Ice Nucleation Protein
This protein was initially taken from bacteria that lived on a plant, and its purpose is to aid in the formation of ice crystals on the plant. This protein sits on the surface of the bacteria, and displays a smaller protein. Last year, the Queen’s iGEM team used this part to express a protein of their own choosing on the surface of E. coli, showing that others could use this part for surface of nearly any protein on E. coli.
Mating Factor Alpha
Much like how animals have two genders, yeast has two mating types: mating type a and mating type alpha. Yeast cells secrete small proteins that correspond to their mating type, and when yeast of the opposite mating type encounters these proteins (also called mating factors), they grow in the direction that they sensed the opposite yeast. In order for reproduction to occur, an a cell and an alpha must come into contact with one another, fuse, and then divide into 4 cells. In order for this to happen, the expression of many genes has to change in the cell, so there are many promoters that are sensitive to when a mating factor of the opposite type is sensed. In our project we are using this to our advantage by expressing mating factor on the surface of E. coli using the Ice Nucleation Protein described above and using a mating-sensitive promoter on an essential gene to construct a system where the only way yeast can survive is if E. coli binds to its surface.

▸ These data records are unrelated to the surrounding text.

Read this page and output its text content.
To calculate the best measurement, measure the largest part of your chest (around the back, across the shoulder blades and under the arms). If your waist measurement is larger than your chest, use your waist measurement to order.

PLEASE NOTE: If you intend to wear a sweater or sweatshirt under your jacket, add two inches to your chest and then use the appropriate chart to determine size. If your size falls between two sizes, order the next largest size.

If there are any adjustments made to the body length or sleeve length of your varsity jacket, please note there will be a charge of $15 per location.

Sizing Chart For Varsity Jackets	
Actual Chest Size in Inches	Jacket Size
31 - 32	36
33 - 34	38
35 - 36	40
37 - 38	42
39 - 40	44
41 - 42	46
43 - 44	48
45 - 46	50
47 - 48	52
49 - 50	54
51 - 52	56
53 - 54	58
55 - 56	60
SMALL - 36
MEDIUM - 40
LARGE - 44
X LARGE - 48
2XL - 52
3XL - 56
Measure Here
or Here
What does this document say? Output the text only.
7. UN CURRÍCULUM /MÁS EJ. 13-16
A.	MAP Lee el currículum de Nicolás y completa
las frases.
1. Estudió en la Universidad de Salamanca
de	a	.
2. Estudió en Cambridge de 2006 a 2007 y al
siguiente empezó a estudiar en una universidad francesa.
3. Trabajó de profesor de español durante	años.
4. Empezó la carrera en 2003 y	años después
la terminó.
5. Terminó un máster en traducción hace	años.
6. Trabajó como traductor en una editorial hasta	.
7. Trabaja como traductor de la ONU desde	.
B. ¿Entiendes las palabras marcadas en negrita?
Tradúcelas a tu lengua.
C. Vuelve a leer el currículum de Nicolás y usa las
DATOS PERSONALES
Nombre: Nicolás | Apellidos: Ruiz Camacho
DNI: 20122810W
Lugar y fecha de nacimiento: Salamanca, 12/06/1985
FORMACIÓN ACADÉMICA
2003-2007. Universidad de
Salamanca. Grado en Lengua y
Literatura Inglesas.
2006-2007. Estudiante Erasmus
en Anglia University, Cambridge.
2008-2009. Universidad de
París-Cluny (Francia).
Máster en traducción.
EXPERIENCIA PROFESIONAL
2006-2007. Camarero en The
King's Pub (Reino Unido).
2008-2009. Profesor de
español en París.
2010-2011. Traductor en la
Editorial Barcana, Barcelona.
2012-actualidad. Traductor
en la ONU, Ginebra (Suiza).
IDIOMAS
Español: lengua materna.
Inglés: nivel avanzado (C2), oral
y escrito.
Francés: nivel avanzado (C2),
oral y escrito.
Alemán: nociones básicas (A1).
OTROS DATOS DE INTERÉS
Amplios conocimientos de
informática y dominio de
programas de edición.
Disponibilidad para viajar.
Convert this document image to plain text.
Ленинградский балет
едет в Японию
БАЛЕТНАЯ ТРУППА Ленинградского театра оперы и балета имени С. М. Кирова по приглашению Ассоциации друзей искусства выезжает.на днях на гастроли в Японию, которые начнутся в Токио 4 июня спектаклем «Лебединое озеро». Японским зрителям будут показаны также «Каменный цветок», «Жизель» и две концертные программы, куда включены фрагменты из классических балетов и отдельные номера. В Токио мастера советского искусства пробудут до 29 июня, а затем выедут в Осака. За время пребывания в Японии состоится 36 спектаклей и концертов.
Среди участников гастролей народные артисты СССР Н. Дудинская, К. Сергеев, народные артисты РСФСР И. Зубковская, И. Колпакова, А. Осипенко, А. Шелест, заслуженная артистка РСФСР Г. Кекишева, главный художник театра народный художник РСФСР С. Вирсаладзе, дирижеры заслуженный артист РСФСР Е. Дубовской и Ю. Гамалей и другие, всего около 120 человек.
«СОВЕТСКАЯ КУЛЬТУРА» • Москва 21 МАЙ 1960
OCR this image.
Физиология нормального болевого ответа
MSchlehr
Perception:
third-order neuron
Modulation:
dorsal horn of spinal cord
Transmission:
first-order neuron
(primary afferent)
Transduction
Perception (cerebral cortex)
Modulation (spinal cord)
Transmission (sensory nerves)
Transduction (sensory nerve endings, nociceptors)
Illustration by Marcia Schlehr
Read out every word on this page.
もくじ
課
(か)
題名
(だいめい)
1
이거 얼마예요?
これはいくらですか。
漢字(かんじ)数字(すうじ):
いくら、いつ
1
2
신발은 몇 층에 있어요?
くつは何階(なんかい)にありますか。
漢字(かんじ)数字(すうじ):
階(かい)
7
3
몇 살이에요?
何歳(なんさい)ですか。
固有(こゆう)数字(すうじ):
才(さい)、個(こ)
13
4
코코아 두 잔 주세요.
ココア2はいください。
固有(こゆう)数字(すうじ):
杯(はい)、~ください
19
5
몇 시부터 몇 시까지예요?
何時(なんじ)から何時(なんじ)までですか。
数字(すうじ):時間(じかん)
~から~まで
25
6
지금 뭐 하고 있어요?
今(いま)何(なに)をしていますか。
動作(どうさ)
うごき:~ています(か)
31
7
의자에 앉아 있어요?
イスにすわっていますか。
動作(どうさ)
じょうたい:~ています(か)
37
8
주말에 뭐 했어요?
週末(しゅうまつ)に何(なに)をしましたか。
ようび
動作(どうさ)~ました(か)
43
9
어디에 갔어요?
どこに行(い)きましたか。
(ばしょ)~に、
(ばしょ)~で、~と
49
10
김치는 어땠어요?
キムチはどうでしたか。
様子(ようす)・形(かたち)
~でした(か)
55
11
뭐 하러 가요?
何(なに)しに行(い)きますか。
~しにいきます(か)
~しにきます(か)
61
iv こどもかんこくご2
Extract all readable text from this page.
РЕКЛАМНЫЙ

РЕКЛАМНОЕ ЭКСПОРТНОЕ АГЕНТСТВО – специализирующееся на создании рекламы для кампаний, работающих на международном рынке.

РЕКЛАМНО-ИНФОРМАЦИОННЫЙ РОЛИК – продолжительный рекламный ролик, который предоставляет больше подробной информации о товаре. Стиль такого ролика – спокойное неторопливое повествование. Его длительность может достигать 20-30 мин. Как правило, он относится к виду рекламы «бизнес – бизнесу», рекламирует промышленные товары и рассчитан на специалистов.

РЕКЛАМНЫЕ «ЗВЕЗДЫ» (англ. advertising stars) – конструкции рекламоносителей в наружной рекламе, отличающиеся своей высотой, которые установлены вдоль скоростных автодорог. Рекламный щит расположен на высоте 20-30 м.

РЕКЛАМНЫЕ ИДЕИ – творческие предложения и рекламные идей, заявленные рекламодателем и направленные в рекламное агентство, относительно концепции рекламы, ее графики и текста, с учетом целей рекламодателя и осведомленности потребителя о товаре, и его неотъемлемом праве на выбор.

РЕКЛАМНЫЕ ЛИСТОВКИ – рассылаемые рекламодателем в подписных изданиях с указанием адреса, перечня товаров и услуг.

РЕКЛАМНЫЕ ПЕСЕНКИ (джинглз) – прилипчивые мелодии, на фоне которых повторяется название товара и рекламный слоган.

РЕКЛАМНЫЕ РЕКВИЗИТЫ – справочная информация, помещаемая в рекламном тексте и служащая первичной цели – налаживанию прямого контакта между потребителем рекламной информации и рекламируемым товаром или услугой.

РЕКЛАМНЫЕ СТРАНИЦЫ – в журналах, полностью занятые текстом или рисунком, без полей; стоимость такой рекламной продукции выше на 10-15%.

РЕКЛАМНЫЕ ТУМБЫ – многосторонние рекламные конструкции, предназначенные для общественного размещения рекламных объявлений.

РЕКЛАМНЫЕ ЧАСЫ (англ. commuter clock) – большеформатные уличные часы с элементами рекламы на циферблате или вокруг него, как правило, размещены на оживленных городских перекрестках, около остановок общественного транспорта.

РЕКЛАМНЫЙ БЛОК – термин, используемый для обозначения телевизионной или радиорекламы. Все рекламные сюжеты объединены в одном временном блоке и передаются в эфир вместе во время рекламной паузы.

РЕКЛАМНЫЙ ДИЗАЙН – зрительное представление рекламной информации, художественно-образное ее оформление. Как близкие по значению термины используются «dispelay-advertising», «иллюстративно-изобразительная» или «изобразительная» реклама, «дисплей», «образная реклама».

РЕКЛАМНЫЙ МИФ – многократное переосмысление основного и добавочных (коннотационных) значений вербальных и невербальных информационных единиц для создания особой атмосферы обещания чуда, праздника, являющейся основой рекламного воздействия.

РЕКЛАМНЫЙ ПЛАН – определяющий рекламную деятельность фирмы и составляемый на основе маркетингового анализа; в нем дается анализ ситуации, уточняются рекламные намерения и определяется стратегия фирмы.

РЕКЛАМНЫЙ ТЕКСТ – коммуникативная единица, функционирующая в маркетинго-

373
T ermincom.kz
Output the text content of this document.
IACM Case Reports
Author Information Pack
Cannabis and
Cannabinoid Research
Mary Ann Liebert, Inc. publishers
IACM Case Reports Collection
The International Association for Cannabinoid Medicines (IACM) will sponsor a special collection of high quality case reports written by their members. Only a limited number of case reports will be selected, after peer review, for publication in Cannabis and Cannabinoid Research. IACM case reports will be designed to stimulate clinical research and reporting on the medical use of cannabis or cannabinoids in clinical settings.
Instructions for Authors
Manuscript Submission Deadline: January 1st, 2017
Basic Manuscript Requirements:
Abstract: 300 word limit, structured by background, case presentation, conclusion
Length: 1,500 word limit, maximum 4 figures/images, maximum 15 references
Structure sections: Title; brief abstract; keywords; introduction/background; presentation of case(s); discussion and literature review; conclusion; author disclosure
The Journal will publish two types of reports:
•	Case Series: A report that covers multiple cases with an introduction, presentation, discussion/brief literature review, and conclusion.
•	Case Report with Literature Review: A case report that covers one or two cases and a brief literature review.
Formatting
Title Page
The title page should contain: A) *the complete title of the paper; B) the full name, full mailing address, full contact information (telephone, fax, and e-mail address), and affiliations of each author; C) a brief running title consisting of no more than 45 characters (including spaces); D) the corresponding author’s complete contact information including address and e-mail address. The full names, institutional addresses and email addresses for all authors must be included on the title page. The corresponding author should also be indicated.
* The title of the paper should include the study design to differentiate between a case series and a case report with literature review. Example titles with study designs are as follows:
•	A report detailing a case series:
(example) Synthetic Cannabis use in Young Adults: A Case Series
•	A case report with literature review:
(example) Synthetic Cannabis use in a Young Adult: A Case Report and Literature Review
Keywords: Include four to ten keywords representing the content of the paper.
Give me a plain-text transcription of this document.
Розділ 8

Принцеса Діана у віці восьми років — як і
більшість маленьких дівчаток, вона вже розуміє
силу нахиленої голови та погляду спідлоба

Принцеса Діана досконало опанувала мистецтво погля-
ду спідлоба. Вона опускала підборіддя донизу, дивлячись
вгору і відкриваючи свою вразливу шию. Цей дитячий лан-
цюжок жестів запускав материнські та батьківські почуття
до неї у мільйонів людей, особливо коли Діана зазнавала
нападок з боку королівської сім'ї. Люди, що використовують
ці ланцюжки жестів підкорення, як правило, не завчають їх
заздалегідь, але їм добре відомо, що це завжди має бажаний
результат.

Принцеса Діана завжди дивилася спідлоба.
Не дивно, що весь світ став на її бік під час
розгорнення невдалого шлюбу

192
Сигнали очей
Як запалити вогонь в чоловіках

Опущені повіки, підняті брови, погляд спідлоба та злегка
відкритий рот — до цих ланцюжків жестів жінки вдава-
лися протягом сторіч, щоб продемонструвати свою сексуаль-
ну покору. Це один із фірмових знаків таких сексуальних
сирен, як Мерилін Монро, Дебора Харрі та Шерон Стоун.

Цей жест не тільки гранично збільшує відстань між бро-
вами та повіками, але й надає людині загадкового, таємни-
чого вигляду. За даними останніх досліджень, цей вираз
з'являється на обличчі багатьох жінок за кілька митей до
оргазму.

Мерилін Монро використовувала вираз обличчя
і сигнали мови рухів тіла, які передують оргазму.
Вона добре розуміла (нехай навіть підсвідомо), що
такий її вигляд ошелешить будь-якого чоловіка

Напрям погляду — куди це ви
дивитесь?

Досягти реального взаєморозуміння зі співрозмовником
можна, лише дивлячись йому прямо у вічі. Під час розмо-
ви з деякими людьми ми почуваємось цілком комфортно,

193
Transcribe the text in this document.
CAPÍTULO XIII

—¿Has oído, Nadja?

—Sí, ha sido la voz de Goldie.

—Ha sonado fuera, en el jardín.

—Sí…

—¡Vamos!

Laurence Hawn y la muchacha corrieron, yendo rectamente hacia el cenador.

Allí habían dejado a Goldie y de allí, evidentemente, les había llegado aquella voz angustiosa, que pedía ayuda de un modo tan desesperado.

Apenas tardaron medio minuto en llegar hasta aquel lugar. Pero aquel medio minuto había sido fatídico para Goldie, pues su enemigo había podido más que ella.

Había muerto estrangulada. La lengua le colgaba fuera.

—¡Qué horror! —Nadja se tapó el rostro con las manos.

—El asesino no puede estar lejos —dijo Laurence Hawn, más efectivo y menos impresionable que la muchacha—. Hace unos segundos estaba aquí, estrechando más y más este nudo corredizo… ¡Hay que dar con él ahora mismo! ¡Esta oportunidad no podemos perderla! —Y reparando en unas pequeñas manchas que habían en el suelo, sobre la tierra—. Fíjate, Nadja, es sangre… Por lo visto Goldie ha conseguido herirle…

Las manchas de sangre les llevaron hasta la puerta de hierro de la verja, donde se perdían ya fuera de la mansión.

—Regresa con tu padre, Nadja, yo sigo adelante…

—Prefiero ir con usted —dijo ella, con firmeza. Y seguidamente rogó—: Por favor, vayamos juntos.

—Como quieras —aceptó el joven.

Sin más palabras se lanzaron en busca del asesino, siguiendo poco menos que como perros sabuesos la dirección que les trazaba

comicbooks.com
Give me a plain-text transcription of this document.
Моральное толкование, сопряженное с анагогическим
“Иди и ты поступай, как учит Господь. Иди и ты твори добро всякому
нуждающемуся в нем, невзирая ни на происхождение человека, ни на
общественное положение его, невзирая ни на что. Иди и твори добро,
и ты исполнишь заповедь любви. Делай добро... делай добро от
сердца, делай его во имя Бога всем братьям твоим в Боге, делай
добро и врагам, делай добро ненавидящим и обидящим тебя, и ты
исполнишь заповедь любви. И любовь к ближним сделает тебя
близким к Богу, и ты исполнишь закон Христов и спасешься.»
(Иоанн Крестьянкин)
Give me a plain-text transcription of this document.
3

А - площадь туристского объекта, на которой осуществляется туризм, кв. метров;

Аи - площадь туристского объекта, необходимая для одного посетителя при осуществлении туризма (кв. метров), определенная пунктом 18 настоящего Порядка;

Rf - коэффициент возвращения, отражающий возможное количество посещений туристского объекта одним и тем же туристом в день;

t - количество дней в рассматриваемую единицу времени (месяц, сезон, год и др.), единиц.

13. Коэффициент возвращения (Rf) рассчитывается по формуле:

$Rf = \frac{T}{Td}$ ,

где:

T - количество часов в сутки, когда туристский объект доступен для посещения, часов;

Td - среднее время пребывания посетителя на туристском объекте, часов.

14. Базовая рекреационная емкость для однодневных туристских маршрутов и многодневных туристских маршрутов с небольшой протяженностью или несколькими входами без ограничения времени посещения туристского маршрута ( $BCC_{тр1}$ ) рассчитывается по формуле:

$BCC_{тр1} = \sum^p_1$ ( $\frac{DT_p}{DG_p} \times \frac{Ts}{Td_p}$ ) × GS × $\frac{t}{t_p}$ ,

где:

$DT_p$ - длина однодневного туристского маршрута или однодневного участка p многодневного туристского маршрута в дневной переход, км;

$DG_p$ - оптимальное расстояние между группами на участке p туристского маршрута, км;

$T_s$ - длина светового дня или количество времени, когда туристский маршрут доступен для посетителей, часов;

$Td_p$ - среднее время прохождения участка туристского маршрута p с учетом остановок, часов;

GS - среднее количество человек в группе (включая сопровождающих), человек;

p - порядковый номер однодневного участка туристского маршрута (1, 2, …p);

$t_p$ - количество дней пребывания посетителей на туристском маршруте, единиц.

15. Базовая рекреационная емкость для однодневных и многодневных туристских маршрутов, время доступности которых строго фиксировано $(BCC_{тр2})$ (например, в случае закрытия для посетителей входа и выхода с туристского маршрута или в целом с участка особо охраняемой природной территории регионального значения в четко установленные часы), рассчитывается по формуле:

Lactate-Sensitive Promoter
Up until now, we’ve thoroughly discussed how the yeast is dependent upon E. coli for its survival, but in order for our system to work, we need the E. coli to be dependent upon the yeast as well. We did this by hooking up an essential gene for E. coli to a promoter that is only turned on by exposure to lactate, a chemical we’ve made the yeast secrete. This means that the only way the E. coli can survive, is if the E. coli is close to the yeast to absorb the lactate the yeast is secreting.
His3 Protein
Just like with the yeast, the essential gene we are using as a selective pressure is a gene in the histidine pathway. This gene is very similar to the gene we used in the yeast, but has been optimized to work in E. coli.
E. coli Terminator
As explained above with the yeast terminator, just like the promoters act as green lights, terminators act as red lights. However, different species have different terminator preferences, so we selected one that is optimized for E. coli.